We published our book, Gastro Obscura: A Food Adventurer’s Guide, on October 12th. Since then, we’ve hosted launch parties in Manhattan, in Chicago, and, as of next weekend, in Portland. The star of these celebrations is not a person, but a vending machine. Our customized friendly robot dispenses everything from canned bread to taste-changing berries to color-changing flower powder.
At each stop, I’ve been delighted to see a ravenous turnout. In Union Square, New Yorkers ran us out of black garlic and miracle berries while we spun edible wildflower cotton candy. We came better prepared to Chicago, and the city’s adventurous denizens did twice as much damage in half the time. Sugar skulls, far-flung sodas, and fermented tea cakes dropped delicately from the machine thanks to a moving “floor” that rose to meet each item.
The unique foods in our book, this vending machine, and finally, our new ‘A Taste of Gastro Obscura’ gift box (which you can buy here!), reflect years of our team’s obsessive research, writing, and curation. Now, we can bring these gems to you in physical form. After covering more than 500 obscure treats for Gastro Obscura, it’s a thrill for me to be able to share some snacks and their stories with you, wherever you are.
We’ve created a box that contains an edible journey. Inside, you’ll find 13 culinary wonders from around the world, hand-picked by our team, and shipped to you by iGourmet.
We only made 500 of these treasure chests, so order now!

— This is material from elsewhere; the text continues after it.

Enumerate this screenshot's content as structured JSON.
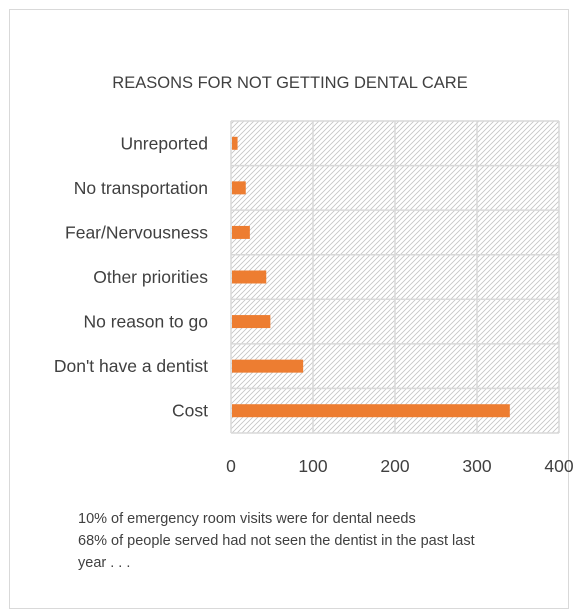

When life gives you lemons…
Miracle berries make ‘em taste like lemonade. The first time I tried one, I overzealously munched an entire lemon as if it were an orange. A word to the wise: This is unwise. Citric acid still burns going down, but in this case, it tastes great. Eating one of these West African fruits alters the taste of food for up to an hour, turning sour flavors sweet as they hit your tongue. In 1968, scientists isolated the unique protein that causes this sensation and named it miraculin. It binds to taste buds, lingering on sweet receptors, activating them only in sour environments. Once the fruit takes effect, goat cheese tastes like cheesecake. Miraculous.
When life gives you lemonade…
Butterfly pea flower will turn it violet. This Southeast Asian blossom has the power to turn elixirs from azure to purple to pink. All this mood ring–esque natural dye needs is the addition of an acid. Stir the indigo powder into water, then add lemon juice and watch the liquid start to change colors. I recommend eating a miracle berry or adding honey to make cosmic-looking lemonade. Cocktails are also a joy to play around with—at the Chicago launch party, we served one with bourbon, Tupelo honey, lemon, and butterfly pea powder.
Start with a single drop
What’s so hot, it’s served with an eyedropper? Akabanga chili oil, made from Rwandan Scotch bonnet peppers (heat rating: more than 150,000 Scoville units). Invented by a young mandazi vendor seeking to distinguish his fried dough ball stand, the condiment has since garnered a cult following. Akabanga roughly translates from the Kinyarwanda language to “secret”—an allusion to its surprising heat. This smoky, spicy elixir goes wonderfully with savory, salty flavors, but let me reiterate: Start with a single drop.
A forgotten fall delight
“Apple molasses,” or boiled cider, is a traditional sweetener that celebrated its heyday in colonial New England. Since 1882, Vermont’s Wood family has made apple molasses from scratch by reducing their farm’s fresh cider into a thick, gooey, dark syrup. Stirring the substance into hot water makes a comforting cup of instant cider, but my preferred autumnal brunch power move is to gently warm and drizzle it over French toast.